Across is a optimistic bridging solution focused on bridging between EVM compatible chains (including Layer 2 chains). Like Portal, it relies on a group of relayers to transport messages.
Hop Protocol is another Layer 2 focused token bridge with a slightly different technical setup. It uses a system of specialised tokens (known as hTokens) which can be batched and moved across chains. These act as the accounting system for bridging: user assets are automatically swapped for hTokens, bridged to the destination chain, then swapped back. As with other optimistic solutions, the protocol provides liquidity to the end-user upfront for instant transfers.
Trustless bridges further improve upon optimistic bridges by implementing bridging at the consensus layer of the blockchain. As blockchain validators process transactions into blocks, they can serve as the canonical source of truth for the state of a network.

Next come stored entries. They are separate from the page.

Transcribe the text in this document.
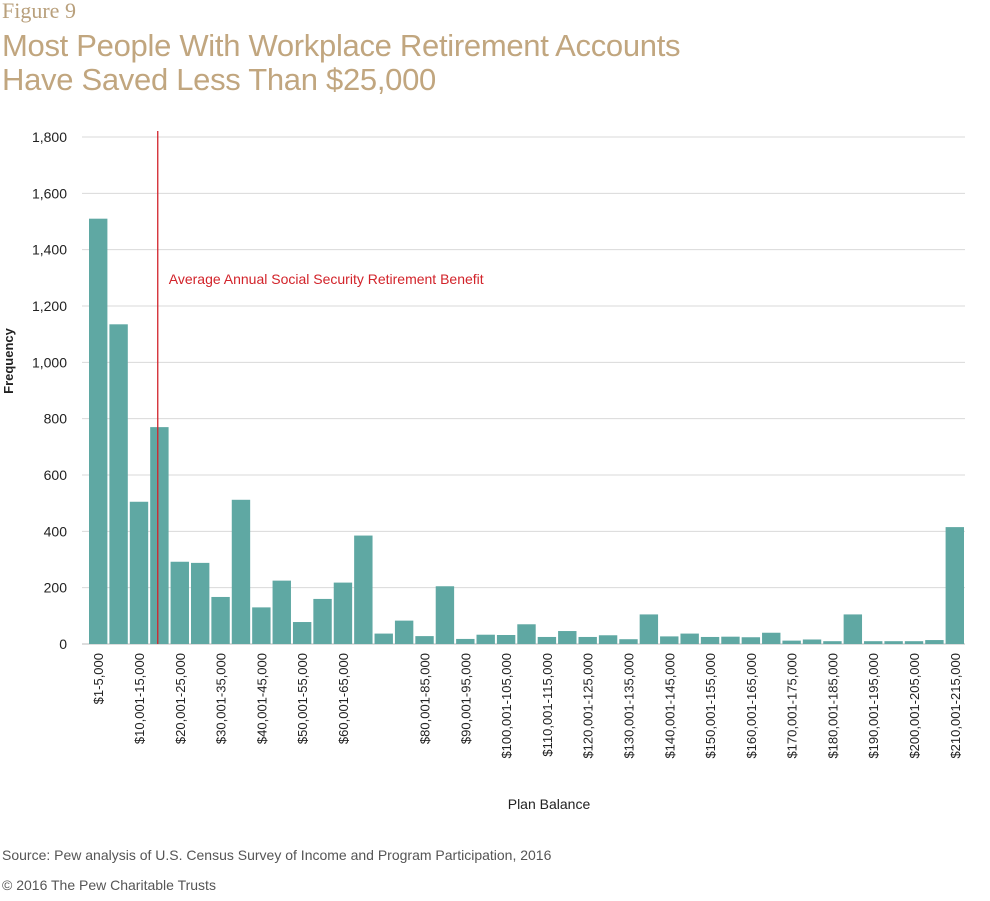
Figure 9
Most People With Workplace Retirement Accounts
Have Saved Less Than $25,000
0
200
400
600
800
1,000
1,200
1,400
1,600
1,800
$1-5,000 $10,001-15,000 $20,001-25,000 $30,001-35,000 $40,001-45,000 $50,001-55,000 $60,001-65,000	$80,001-85,000 $90,001-95,000 $100,001-105,000 $110,001-115,000 $120,001-125,000 $130,001-135,000 $140,001-145,000 $150,001-155,000 $160,001-165,000 $170,001-175,000 $180,001-185,000 $190,001-195,000 $200,001-205,000 $210,001-215,000
Average Annual Social Security Retirement Benefit
Frequency
Plan Balance
Source: Pew analysis of U.S. Census Survey of Income and Program Participation, 2016
© 2016 The Pew Charitable Trusts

Trustless bridging works by running a light client of on a blockchain, encoded as a smart contract, which verifies cryptographically the state of the opposing chain. It does this by taking in the block hash and other information, and recomputing the merkle root. In other words, a light client acts as a sort of lightweight validator that proves state without storing any blocks. By proving the state of the network on-chain, it is possible to retrieve information about emitted events, account balances, and so on (everything you need to implement bridging).

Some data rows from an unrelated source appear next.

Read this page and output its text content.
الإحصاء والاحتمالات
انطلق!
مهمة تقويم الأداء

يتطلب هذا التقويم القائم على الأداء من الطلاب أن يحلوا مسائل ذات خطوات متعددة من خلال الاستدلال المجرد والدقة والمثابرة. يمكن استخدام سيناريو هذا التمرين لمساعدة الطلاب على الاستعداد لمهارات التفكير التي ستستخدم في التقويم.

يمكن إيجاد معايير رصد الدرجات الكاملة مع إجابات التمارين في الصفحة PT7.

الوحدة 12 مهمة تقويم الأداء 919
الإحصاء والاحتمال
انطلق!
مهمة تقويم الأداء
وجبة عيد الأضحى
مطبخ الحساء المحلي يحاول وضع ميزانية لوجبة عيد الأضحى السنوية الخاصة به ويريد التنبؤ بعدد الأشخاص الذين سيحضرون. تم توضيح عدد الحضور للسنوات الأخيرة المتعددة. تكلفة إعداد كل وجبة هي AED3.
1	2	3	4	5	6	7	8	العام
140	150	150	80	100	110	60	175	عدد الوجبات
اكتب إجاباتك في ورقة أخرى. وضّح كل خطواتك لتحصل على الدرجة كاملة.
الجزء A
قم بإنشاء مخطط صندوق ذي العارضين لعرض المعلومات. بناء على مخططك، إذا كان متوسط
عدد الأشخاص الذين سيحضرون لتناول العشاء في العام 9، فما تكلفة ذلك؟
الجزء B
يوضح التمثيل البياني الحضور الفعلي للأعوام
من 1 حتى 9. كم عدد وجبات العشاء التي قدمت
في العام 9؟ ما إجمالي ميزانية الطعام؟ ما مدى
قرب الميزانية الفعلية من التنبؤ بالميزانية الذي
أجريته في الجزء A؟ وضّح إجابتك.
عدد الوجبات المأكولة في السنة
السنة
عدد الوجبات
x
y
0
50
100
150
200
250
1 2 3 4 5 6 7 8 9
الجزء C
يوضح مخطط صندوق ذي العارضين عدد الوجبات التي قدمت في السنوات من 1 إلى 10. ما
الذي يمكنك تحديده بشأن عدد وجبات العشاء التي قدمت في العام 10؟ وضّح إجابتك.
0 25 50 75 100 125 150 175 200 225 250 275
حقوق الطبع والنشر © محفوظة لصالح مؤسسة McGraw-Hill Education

Light client verification is most notably implemented by Cosmos and its Inter-Blockchain Communication (IBC) protocol. This is natively implemented for chains in the Cosmos ecosystem, and unlike competing solutions like XCMP on Polkadot, is generalisable for communication between heterogenous blockchains, including Ethereum.
To that end, Herodotus and Slush are building toward EVM-focused rollup-to-rollup trustless bridging solutions, though with slightly different architectures. Herodotus works by transmitting the block header from the source chain to the destination chain, before recursively iterating backward over the blockchain to prove information about any historical block. Slush combines the generalised light client solution with ZK proofs to trustlessly mint and burn tokens across chains.
While trustless bridging is promising, there are a number of problems that first need to be solved. For one, implementing light client logic on-chain is difficult and relies on precompiles which may not be available to developers. The cost of proving operations is also expensive, particularly where they involve hashing algorithms that have a high gas cost. Given these factors, it may be a while yet before we see light client solutions emerge on the market.
It’s safe to say though: the future of bridging looks optimistic … and also increasingly trustless. As we march toward a multi-chain future, I personally am excited about the new innovation that will emerge in this critical infrastructure layer of the blockchain.